Günther erklärt, dass er intern bereits allen drei Kandidaten im persönlichen Gespräch erläutert habe, wen er als Wunschnachfolger Merkels unterstütze. Der neue CDU-Vorsitzende müsse sich dabei thematisch breit aufstellen, um das Spektrum einer Volkspartei abzudecken. Einen einzig bestimmten Markenkern können es dabei nicht geben:

„Wenn Sie in einem Raum mit CDU-Mitgliedern fragen, was ist denn der Markenkern der CDU, dann werden Sie plötzlich ein so breites Bild haben, dass Sie danach sagen werden: Um Himmelswillen, wenn wir uns jetzt auf DEN Markenkern konzentrieren würden, den vielleicht ein Teil für richtig hält, dann haben wir die CDU bei irgendwo zwischen 15 und 20 Prozent.“

Da hätten es Oppositionsparteien, wie AfD, LINKE, FDP oder auch Grüne einfacher. Diese könnten sich laut Günther auf wenige Kernthemen beschränken.

Die richtungslose SPD?

Angesprochen auf den Zustand der SPD gibt sich Günther betroffen, auch weil die Union daran nicht ganz unschuldig sei. Als Koalitionspartner wünsche er der Partei in den Umfragen eine höhere Zustimmung:

„Wir konnten uns im ersten Jahr der Koalition ja — völlig ohne Rücksichtnahme auf die SPD — Diskussionen leisten. Die SPD hat sich ja alles gefallen lassen. Die haben ja gerade so getan, als wären die gar nicht mehr in der Regierung. Die SPD ist aus meiner Sicht eigentlich an jeder Weggabelung, die es für die Partei gegeben hat, im letzten Jahr falsch abgebogen.“

Dennoch glaubt Günther, dass die GroKo mit Kanzlerin Merkel an der Spitze bis zum Ende der Legislaturperiode bestehen bleibe. Allein schon, weil die SPD weder Interesse an Neuwahlen habe, noch einen vorzeitig anderen CDU-Kanzler mittragen werde.
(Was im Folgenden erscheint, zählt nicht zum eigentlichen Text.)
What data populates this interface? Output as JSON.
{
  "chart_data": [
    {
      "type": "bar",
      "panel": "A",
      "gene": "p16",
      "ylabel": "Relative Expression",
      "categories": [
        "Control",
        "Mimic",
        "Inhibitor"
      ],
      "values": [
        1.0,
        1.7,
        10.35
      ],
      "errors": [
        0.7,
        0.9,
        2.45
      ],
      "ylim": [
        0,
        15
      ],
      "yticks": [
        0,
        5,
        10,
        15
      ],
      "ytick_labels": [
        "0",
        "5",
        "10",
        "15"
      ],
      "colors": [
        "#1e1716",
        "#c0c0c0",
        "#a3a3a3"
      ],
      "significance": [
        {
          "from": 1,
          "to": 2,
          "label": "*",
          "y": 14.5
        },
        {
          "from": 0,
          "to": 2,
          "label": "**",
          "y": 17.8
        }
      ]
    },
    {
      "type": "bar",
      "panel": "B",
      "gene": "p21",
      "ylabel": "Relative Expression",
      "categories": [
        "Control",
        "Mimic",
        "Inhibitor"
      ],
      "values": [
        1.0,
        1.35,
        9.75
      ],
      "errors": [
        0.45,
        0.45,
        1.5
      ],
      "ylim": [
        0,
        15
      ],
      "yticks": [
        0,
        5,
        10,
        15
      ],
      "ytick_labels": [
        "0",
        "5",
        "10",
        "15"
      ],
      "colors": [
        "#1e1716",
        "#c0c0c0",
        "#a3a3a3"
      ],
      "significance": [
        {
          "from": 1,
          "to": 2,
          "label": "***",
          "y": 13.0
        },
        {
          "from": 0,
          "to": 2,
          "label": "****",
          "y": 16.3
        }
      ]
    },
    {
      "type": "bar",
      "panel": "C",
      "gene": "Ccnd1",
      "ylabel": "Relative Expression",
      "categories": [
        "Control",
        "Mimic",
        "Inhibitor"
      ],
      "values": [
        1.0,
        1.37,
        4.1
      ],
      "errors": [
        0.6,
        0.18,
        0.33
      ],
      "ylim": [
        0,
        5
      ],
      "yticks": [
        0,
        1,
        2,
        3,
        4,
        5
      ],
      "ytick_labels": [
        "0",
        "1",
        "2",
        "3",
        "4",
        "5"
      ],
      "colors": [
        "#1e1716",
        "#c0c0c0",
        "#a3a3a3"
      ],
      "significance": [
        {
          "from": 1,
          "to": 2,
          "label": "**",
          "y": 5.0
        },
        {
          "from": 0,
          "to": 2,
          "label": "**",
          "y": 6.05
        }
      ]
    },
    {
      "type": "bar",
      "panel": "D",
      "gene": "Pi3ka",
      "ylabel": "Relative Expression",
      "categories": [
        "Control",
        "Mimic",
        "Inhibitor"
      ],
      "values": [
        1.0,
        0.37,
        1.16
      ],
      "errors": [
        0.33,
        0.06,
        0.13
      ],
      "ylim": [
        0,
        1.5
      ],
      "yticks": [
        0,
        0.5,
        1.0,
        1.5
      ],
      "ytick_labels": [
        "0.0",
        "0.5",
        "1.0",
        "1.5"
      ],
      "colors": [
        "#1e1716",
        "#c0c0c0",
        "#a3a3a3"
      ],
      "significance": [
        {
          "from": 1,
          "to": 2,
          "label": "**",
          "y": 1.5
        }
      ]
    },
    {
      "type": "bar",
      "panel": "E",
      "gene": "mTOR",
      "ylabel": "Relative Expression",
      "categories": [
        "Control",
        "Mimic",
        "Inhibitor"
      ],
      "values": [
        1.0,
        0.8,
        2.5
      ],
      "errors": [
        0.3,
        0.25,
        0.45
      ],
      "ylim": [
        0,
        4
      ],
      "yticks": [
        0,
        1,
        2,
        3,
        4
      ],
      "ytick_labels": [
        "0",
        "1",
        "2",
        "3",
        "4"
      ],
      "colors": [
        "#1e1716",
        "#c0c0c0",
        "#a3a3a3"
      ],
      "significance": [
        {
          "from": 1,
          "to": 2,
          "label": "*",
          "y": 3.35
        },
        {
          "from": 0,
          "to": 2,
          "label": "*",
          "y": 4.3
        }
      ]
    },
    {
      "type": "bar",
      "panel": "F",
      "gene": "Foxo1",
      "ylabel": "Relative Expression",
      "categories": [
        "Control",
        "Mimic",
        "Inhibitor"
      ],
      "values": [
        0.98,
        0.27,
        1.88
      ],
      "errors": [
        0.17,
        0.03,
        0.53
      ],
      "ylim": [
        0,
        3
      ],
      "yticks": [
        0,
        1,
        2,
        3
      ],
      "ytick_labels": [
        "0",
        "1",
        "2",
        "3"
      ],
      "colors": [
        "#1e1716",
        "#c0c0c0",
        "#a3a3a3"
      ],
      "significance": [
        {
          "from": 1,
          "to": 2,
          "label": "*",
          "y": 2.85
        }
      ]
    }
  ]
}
Unser Fazit über Daniel Günther:

Der neue Bundesratspräsident steht für einen politischen Spagat: Einerseits die CDU als Partei der Mitte im Sinne Merkels weiterführen, andererseits verlorene Wähler von AfD und Grünen zurückgewinnen. Kurz vor dem CDU-Parteitag Anfang Dezember will sich der Ministerpräsident Schleswig-Holsteins übrigens auch noch öffentlich äußern, wen er persönlich für die CDU-Spitze empfiehlt. Ob der oder die künftige Parteivorsitzende dann den gewünschten politischen Spagat meistern kann, wird der Wähler im kommenden Jahr zu entscheiden haben.